Award-winning choreographer Elizabeth Streb brings her eponymous company and its singular PopAction style to Lafayette’s Williams Center for the Arts Wednesday, Sept. 13 at 8 p.m.
Tickets for the performance are free for Lafayette students, $4 for faculty and staff, and $20 for the public, and may be obtained by calling the Williams Center for the Arts box office at (610) 330-5009.
Other performances in the Footlights Series are Philadanco Wednesday, Nov. 8, $20; Big Dance Theater: The Other Here Friday, Jan. 26, and Saturday, Jan. 27, $18; and Men-Jaro Tuesday, March 20, $18. A subscription to the Footlights Series costs $59, a 22 percent savings off the single ticket price. Tickets for a special non-subscription performance of Ping Chong and Company’s Undesirable Elements Tuesday, Nov. 14, are $12.
In addition to the Wednesday performance, Elizabeth Streb will offer a free presentation Tuesday, Sept. 12 at noon in the Williams Center room 108.
Streb’s unique performance style, PopAction, intertwines dance, athletics, extreme sports, and Hollywood-style stunt work into choreography focusing on pushing beyond the conventional limits of the human body. Her creations summon an aesthetic of grace, the use—or defiance—of gravity, and the basic principles of time, space, and human movement to create a distinct way of moving, an idiosyncratic vocabulary, and a visceral performance experience, resulting in work that is compelling and unforgettable.
Founded in 1979, STREB tours extensively throughout the United States and internationally presenting performances and residencies, and conducts year-round activity at its home studio/laboratory in Brooklyn. Classes are taught for children and adults, and all company activities—rehearsals, demonstrations, workshops—are open to the public, reflecting Streb’s commitment to making the arts part of everyday life.
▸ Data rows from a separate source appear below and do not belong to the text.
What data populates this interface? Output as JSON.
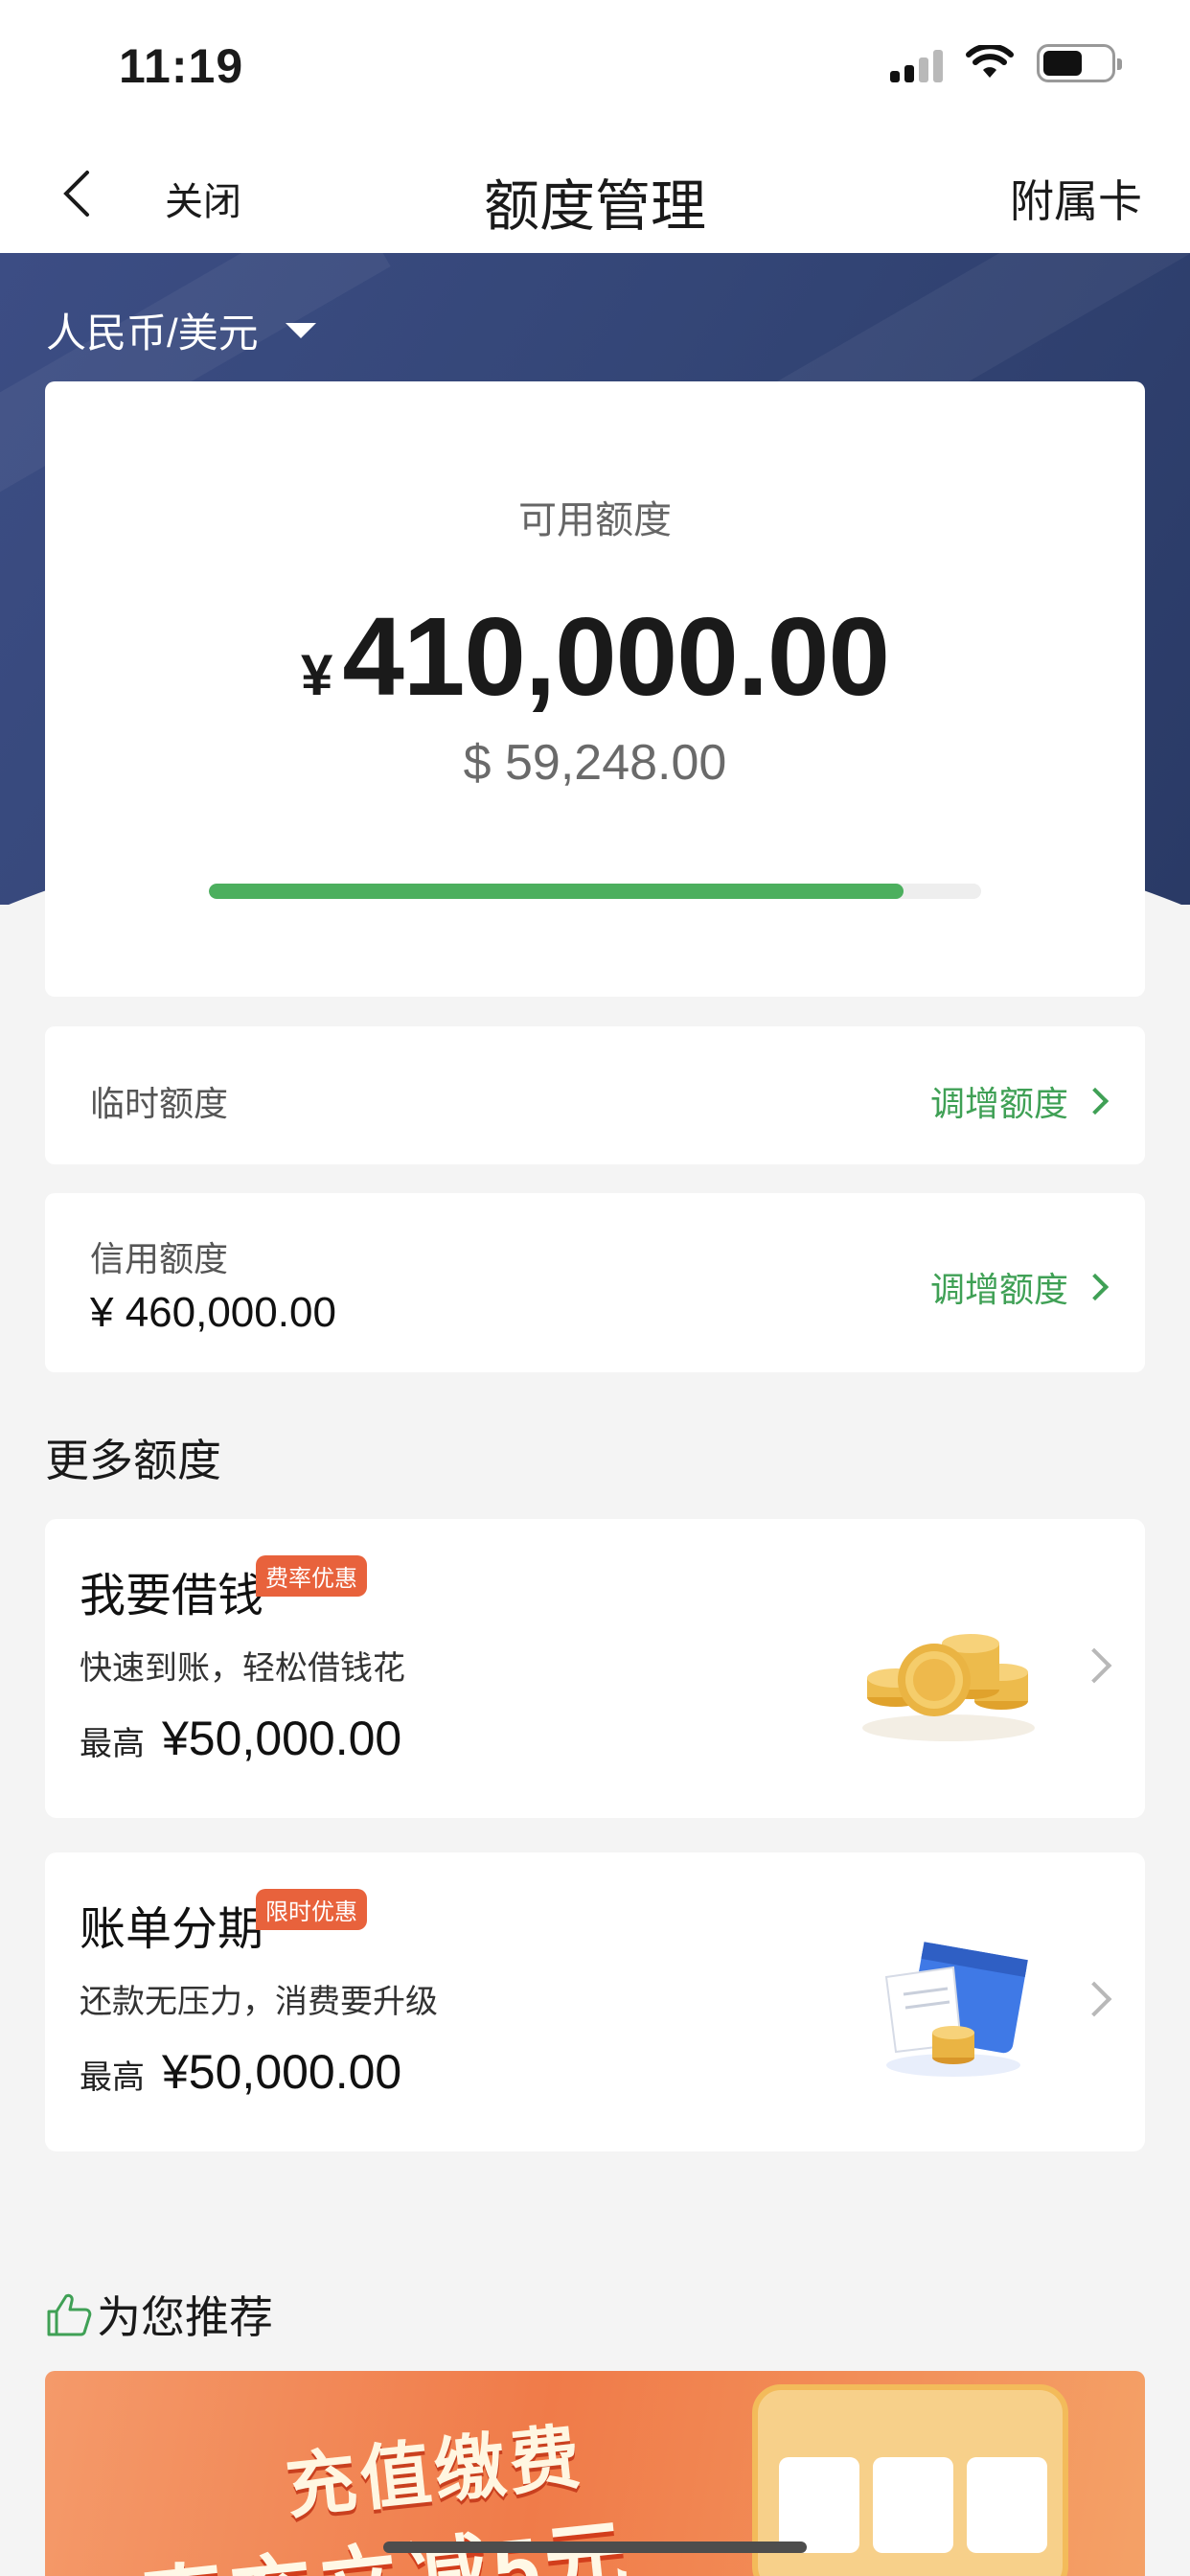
{
  "status_bar": {
    "time": "11:19"
  },
  "nav": {
    "close": "关闭",
    "title": "额度管理",
    "right": "附属卡"
  },
  "currency_selector": {
    "label": "人民币/美元"
  },
  "available": {
    "label": "可用额度",
    "symbol": "¥",
    "amount": "410,000.00",
    "usd": "$ 59,248.00",
    "progress_percent": 90,
    "progress_color": "#4caf5e"
  },
  "temporary": {
    "label": "临时额度",
    "action": "调增额度"
  },
  "credit": {
    "label": "信用额度",
    "value": "¥ 460,000.00",
    "action": "调增额度"
  },
  "more": {
    "title": "更多额度",
    "offers": [
      {
        "title": "我要借钱",
        "badge": "费率优惠",
        "desc": "快速到账，轻松借钱花",
        "max_label": "最高",
        "max_value": "¥50,000.00",
        "icon": "gold-coins-icon"
      },
      {
        "title": "账单分期",
        "badge": "限时优惠",
        "desc": "还款无压力，消费要升级",
        "max_label": "最高",
        "max_value": "¥50,000.00",
        "icon": "bill-card-icon"
      }
    ]
  },
  "recommend": {
    "title": "为您推荐",
    "icon": "thumbs-up-icon"
  },
  "colors": {
    "accent_green": "#3fa055",
    "badge_orange": "#e8623c",
    "hero_navy": "#344677"
  }
}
“We want to be part of the general public’s daily activity,” she says. “We want them to see us invent new pieces.We want them to watch/question/interact/participate in our creation and to get a clear picture of the hard work that mingles with skill and talent in the making of art.”
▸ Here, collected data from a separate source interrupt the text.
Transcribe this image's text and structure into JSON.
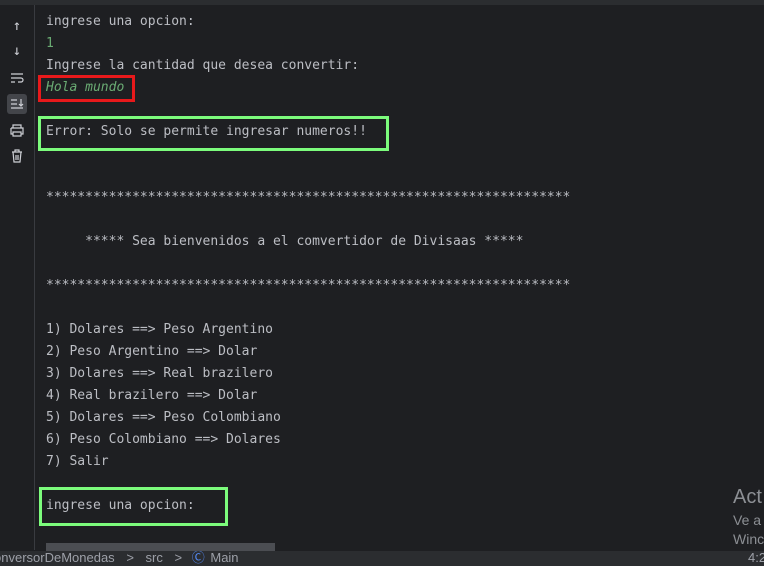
{
  "toolbar": {
    "icons": [
      "arrow-up-icon",
      "arrow-down-icon",
      "soft-wrap-icon",
      "scroll-to-end-icon",
      "print-icon",
      "trash-icon"
    ]
  },
  "console": {
    "lines": [
      {
        "text": "ingrese una opcion:",
        "type": "output"
      },
      {
        "text": "1",
        "type": "input"
      },
      {
        "text": "Ingrese la cantidad que desea convertir:",
        "type": "output"
      },
      {
        "text": "Hola mundo",
        "type": "input"
      },
      {
        "text": "",
        "type": "output"
      },
      {
        "text": "Error: Solo se permite ingresar numeros!!",
        "type": "output"
      },
      {
        "text": "",
        "type": "output"
      },
      {
        "text": "",
        "type": "output"
      },
      {
        "text": "*******************************************************************",
        "type": "output"
      },
      {
        "text": "",
        "type": "output"
      },
      {
        "text": "     ***** Sea bienvenidos a el comvertidor de Divisaas *****",
        "type": "output"
      },
      {
        "text": "",
        "type": "output"
      },
      {
        "text": "*******************************************************************",
        "type": "output"
      },
      {
        "text": "",
        "type": "output"
      },
      {
        "text": "1) Dolares ==> Peso Argentino",
        "type": "output"
      },
      {
        "text": "2) Peso Argentino ==> Dolar",
        "type": "output"
      },
      {
        "text": "3) Dolares ==> Real brazilero",
        "type": "output"
      },
      {
        "text": "4) Real brazilero ==> Dolar",
        "type": "output"
      },
      {
        "text": "5) Dolares ==> Peso Colombiano",
        "type": "output"
      },
      {
        "text": "6) Peso Colombiano ==> Dolares",
        "type": "output"
      },
      {
        "text": "7) Salir",
        "type": "output"
      },
      {
        "text": "",
        "type": "output"
      },
      {
        "text": "ingrese una opcion:",
        "type": "output"
      }
    ]
  },
  "statusbar": {
    "project": "onversorDeMonedas",
    "sep1": ">",
    "folder": "src",
    "sep2": ">",
    "file": "Main",
    "position": "4:2"
  },
  "watermark": {
    "title": "Act",
    "line1": "Ve a",
    "line2": "Winc"
  },
  "colors": {
    "highlight_red": "#e8191b",
    "highlight_green": "#7cfc7c",
    "input_text": "#6aab73"
  }
}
STREB has received numerous awards and financial support from organizations such as the National Endowment for the Arts, the New York State Council on the Arts and the New York City Department of Cultural Affairs. STREB has also been featured on the David Letterman Show, CBS Sunday Morning, ABC Nightly News with Peter Jennings, and on Larry King Live.
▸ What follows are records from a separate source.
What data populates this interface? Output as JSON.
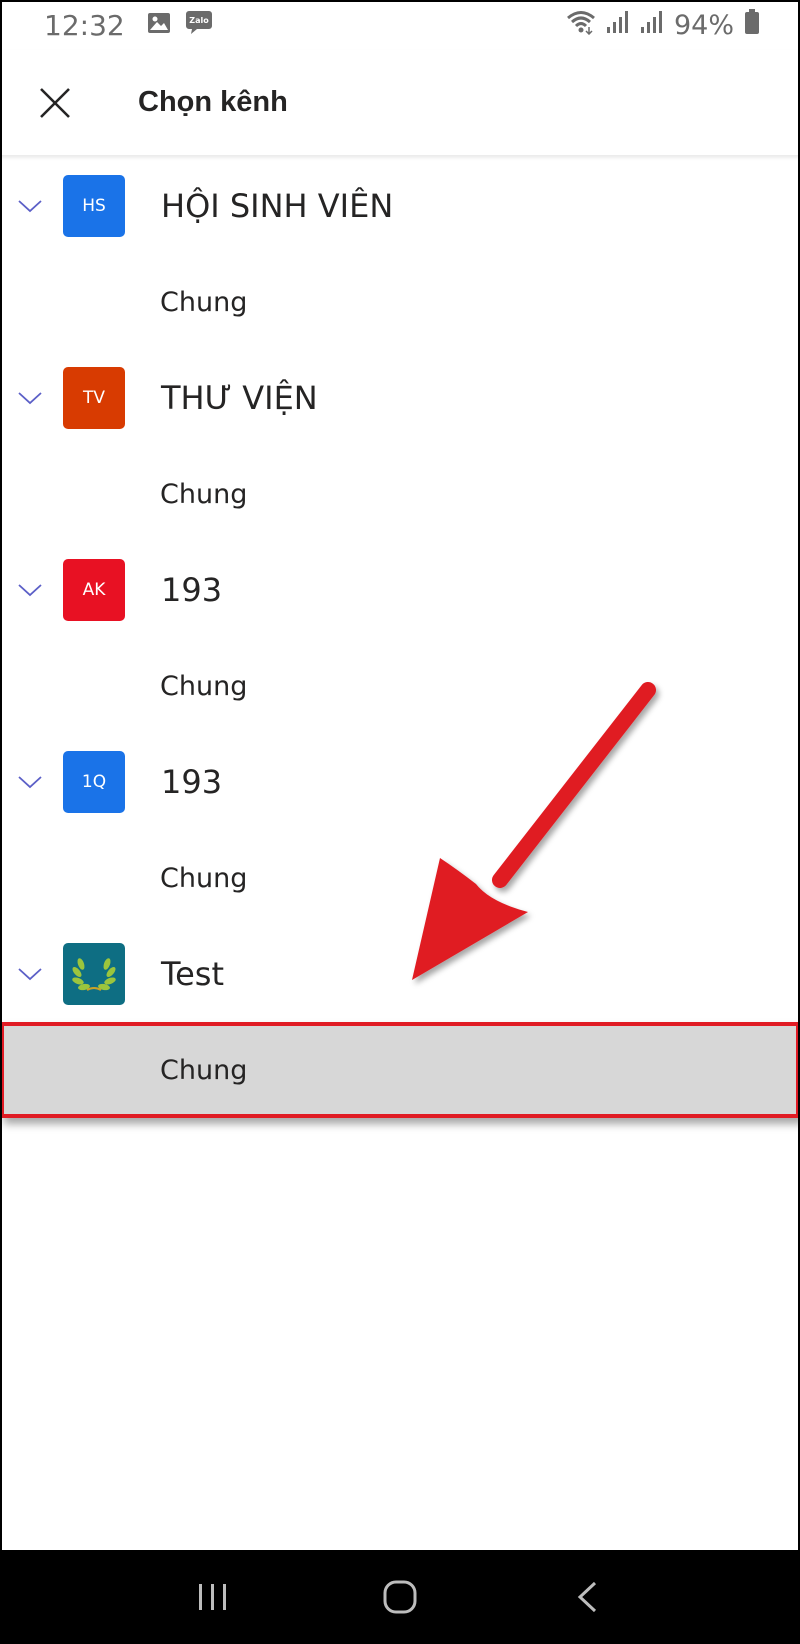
{
  "status_bar": {
    "time": "12:32",
    "battery": "94%",
    "icons": [
      "gallery-icon",
      "zalo-icon",
      "wifi-icon",
      "signal-icon",
      "signal-icon",
      "battery-icon"
    ],
    "zalo_label": "Zalo"
  },
  "header": {
    "title": "Chọn kênh",
    "close_icon": "close-icon"
  },
  "teams": [
    {
      "initials": "HS",
      "name": "HỘI SINH VIÊN",
      "color": "#1a73e8",
      "channels": [
        "Chung"
      ]
    },
    {
      "initials": "TV",
      "name": "THƯ VIỆN",
      "color": "#d83b01",
      "channels": [
        "Chung"
      ]
    },
    {
      "initials": "AK",
      "name": "193",
      "color": "#e81123",
      "channels": [
        "Chung"
      ]
    },
    {
      "initials": "1Q",
      "name": "193",
      "color": "#1a73e8",
      "channels": [
        "Chung"
      ]
    },
    {
      "initials": "",
      "name": "Test",
      "color": "#0e6e83",
      "avatar_icon": "laurel-wreath-icon",
      "channels": [
        "Chung"
      ]
    }
  ],
  "selected": {
    "team_index": 4,
    "channel": "Chung"
  },
  "annotation": {
    "color": "#e01b24",
    "icon": "red-arrow-annotation"
  },
  "nav_bar": {
    "buttons": [
      "recent-apps-icon",
      "home-icon",
      "back-icon"
    ]
  }
}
The 2006–2007 Lafayette College Performance Series is supported in part by gifts from Friends of the Williams Center for the Arts; by provisions of the Josephine Chidsey Williams Endowment, the Alan and Wendy Pesky Artist-in-Residence Program, the James Bradley Fund, and the Ed Brunswick Jazz Fund; and by grants from the National Endowment for the Arts, Pennsylvania Council on the Arts, Mid Atlantic Arts Foundation, Pennsylvania Performing Arts on Tour; the F.M. Kirby Foundation, the Dexter and Dorothy Baker Foundation, and the New England Foundation for the Arts.